Cooking – Turmeric is widely used in Indian cooking to bring depth of flavour and vibrant colour. Its use has extended to African and Middle Eastern cooking and, in more recent years, has become a regular feature in many Western European kitchens.
To include more turmeric in your diet, try adding it to your dinner, lunch or breakfast — yes, you can include spices at breakfast time!
BREAKFAST – Sprinkle turmeric on scrambled egg or add ½-1 tsp to your morning smoothie.
To bring the morning sunshine to your table, cook porridge with ½ tsp turmeric, ½ tsp cinnamon and 1 tsp honey; cinnamon and honey themselves both boast health benefits, but that’s for another day!

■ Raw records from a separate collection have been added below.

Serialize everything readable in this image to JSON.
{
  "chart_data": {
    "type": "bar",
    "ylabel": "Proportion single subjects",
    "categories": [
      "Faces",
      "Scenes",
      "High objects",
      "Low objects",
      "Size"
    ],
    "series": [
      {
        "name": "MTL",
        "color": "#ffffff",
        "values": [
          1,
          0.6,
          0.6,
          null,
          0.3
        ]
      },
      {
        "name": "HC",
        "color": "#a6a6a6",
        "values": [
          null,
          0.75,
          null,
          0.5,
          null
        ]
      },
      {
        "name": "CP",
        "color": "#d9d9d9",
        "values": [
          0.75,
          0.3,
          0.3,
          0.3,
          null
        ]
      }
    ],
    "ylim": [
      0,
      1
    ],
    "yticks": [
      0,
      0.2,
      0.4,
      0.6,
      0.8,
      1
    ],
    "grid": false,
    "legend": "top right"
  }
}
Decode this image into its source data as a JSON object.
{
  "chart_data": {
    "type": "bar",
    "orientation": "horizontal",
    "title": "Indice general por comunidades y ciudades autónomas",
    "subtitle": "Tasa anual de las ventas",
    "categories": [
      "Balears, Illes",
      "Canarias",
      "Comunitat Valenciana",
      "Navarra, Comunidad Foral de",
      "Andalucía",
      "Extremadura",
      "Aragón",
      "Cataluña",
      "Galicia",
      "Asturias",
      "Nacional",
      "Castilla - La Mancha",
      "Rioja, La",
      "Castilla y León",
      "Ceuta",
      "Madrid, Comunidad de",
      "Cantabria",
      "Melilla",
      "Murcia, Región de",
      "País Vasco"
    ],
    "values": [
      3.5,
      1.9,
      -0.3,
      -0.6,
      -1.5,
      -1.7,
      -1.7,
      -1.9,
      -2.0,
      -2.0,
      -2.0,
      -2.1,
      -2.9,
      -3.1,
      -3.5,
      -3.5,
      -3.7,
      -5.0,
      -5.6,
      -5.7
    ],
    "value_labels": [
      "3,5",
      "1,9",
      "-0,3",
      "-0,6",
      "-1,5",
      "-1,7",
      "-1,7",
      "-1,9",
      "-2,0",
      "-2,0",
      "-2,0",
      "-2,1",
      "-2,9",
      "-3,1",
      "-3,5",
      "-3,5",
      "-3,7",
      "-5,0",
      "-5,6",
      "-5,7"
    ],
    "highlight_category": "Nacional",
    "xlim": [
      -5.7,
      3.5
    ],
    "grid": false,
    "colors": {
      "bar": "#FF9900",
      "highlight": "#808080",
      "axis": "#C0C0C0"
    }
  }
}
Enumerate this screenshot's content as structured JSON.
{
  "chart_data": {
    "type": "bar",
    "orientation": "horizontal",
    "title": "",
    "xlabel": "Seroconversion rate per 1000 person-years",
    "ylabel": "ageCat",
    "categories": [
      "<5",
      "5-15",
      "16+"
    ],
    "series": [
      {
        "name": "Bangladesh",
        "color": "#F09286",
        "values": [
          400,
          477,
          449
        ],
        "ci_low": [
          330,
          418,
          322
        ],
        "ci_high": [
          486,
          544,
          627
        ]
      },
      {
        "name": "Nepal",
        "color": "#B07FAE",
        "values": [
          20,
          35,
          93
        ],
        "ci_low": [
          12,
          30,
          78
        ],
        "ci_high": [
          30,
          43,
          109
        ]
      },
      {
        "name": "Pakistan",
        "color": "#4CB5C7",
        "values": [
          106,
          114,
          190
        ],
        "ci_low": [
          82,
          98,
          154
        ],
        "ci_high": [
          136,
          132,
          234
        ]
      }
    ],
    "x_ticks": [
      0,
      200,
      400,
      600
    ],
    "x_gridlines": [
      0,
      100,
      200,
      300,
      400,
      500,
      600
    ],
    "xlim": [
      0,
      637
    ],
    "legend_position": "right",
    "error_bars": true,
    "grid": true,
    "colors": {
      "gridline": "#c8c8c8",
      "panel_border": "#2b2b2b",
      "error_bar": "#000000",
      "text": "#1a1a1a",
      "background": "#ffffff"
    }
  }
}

LUNCH – Cook 1-2 tsp turmeric and 1 tsp ground black pepper with your vegetables when making soup for extra warmth and flavour, or whisk with eggs when preparing an omelette.
Pop into Insomnia Coffee Company shops to try a Turmeric Latte (yes, they’re a thing)! If not, Pukka offer a wonderful “Turmeric Gold” tea.
DINNER – Incorporate turmeric into curries and stews as part of a curry blend or by cooking fresh turmeric with your veggies as you would cook ginger (warning: turmeric temporarily stains your nails and fingers yellow).
If you fancy being more creative, add 1 tsp turmeric powder to risotto for a bowl of golden goodness or simply add ½ tsp to salted water when cooking rice or couscous!
You may see curcumin listed as an ingredient in sweets. This is because curcumin is widely used as a natural yellow/orange colouring agent.